Repopulation Advantage of Blm−/− Cells in the Primary Recipients Can Be Reversed by Cisplatin Treatment.

Deficiencies in DNA repair-related genes such RecQ DNA helicases lead to human genetic disorders such as Bloom’s syndrome, Werner’s syndrome, and Rothmund-Thomson syndrome characterized by premature aging and cancer predisposition. We hypothesized that deficiency in RecQ DNA helicases may lead to drug hypersensitivity and/or stem cell failure after serial transplantation. Several genotoxic agents were tested on the bone marrow cells isolated from Bloom (Blm)−/− and RecQ4−/− knockout mice and compared to wildtype bone marrow cells. RecQ4−/− bone marrow showed mild sensitivity to γ-ray irradiation and very mild sensitivity to cisplatin. RecQ4−/− bone marrow did not show sensitivity to etoposide. However, Blm−/− bone marrow cells did not show hypersensitivity to either γ-ray irradiation or etoposide treatment, implying each RecQ DNA helicase may have different roles for DNA repair and/or proliferation in bone marrow cells.

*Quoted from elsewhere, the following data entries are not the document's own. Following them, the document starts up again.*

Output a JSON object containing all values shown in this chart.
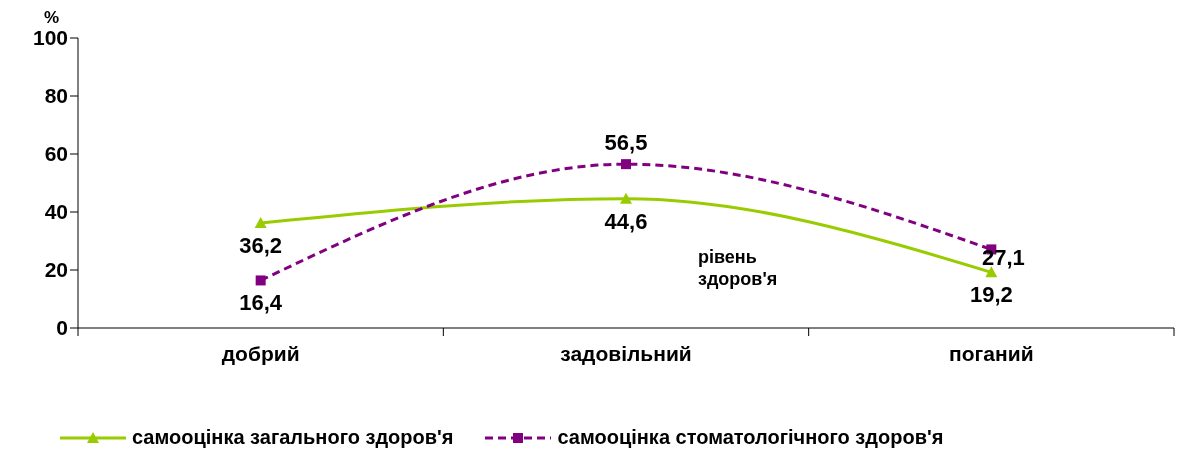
{
  "chart_data": {
    "type": "line",
    "ylabel": "%",
    "xlabel": "рівень здоров'я",
    "categories": [
      "добрий",
      "задовільний",
      "поганий"
    ],
    "series": [
      {
        "name": "самооцінка загального здоров'я",
        "color": "#99cc00",
        "values": [
          36.2,
          44.6,
          19.2
        ],
        "value_labels": [
          "36,2",
          "44,6",
          "19,2"
        ],
        "marker": "triangle",
        "line_style": "solid"
      },
      {
        "name": "самооцінка стоматологічного здоров'я",
        "color": "#800080",
        "values": [
          16.4,
          56.5,
          27.1
        ],
        "value_labels": [
          "16,4",
          "56,5",
          "27,1"
        ],
        "marker": "square",
        "line_style": "dashed"
      }
    ],
    "ylim": [
      0,
      100
    ],
    "yticks": [
      0,
      20,
      40,
      60,
      80,
      100
    ],
    "legend": "bottom"
  }
}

To assess how deficiency in RecQ DNA helicase affects hematopoietic stem cell function, serial transplantation capacity into lethally irradiated recipients was compared between bone marrow cells isolated from Blm−/− (Ly5.2) and wildtype (Ly5.1) mice. Competitive repopulating capacity was monitored by Ly5.1 / Ly5.2 marker analysis of peripheral blood every three weeks. There was no difference in early repopulating capacity between Blm−/− and wildtype in primary transplants at 3, 6 and 9 weeks post-transplantation (wt 46.6% ± 11.9% vs. Blm−/− 53.5% ± 11.9%, n=6, p=0.33 at 9 weeks post-transplantation). However, at 15 weeks post-transplantation, Blm−/− cells showed higher repopulation than wildtype bone marrow cells (wt 30.7 % ± 7.1 % vs. Blm−/− 69.3% ± 7.1%, n=3, p=0.003), implying Blm−/− cells might gradually accumulate a proliferative advantage over wildtype cells. To assess whether drug treatment may cause sensitivity in Blm−/− cells after transplantation, primary recipients of an equal mixture of Blm−/− and wildtype bone marrow were treated with 1 mg/kg cisplatin biweekly i.p. between 9 to 15 weeks post-transplantation and repopulation capacity was monitored. The repopulation advantage of Blm−/− cells in primary transplants was abolished by cisplatin treatment (wt 61.3 % ± 17.3 % vs. Blm−/− 38.7% ± 17.3%, n=3, p=0.19, in the cisplatin-treated cohort compared to wt 30.7 % ± 7.1 % vs. Blm−/− 69.3% ± 7.1%, n=3, p=0.003, in the control cohort). Thus, a proliferative advantage of progenitors is apparent in Blm−/− bone marrow, but lost after cisplatin-mediated DNA damage. This suggests that defective DNA repair of Blm−/− cell may promote deregulated proliferation of hematopoietic progenitors.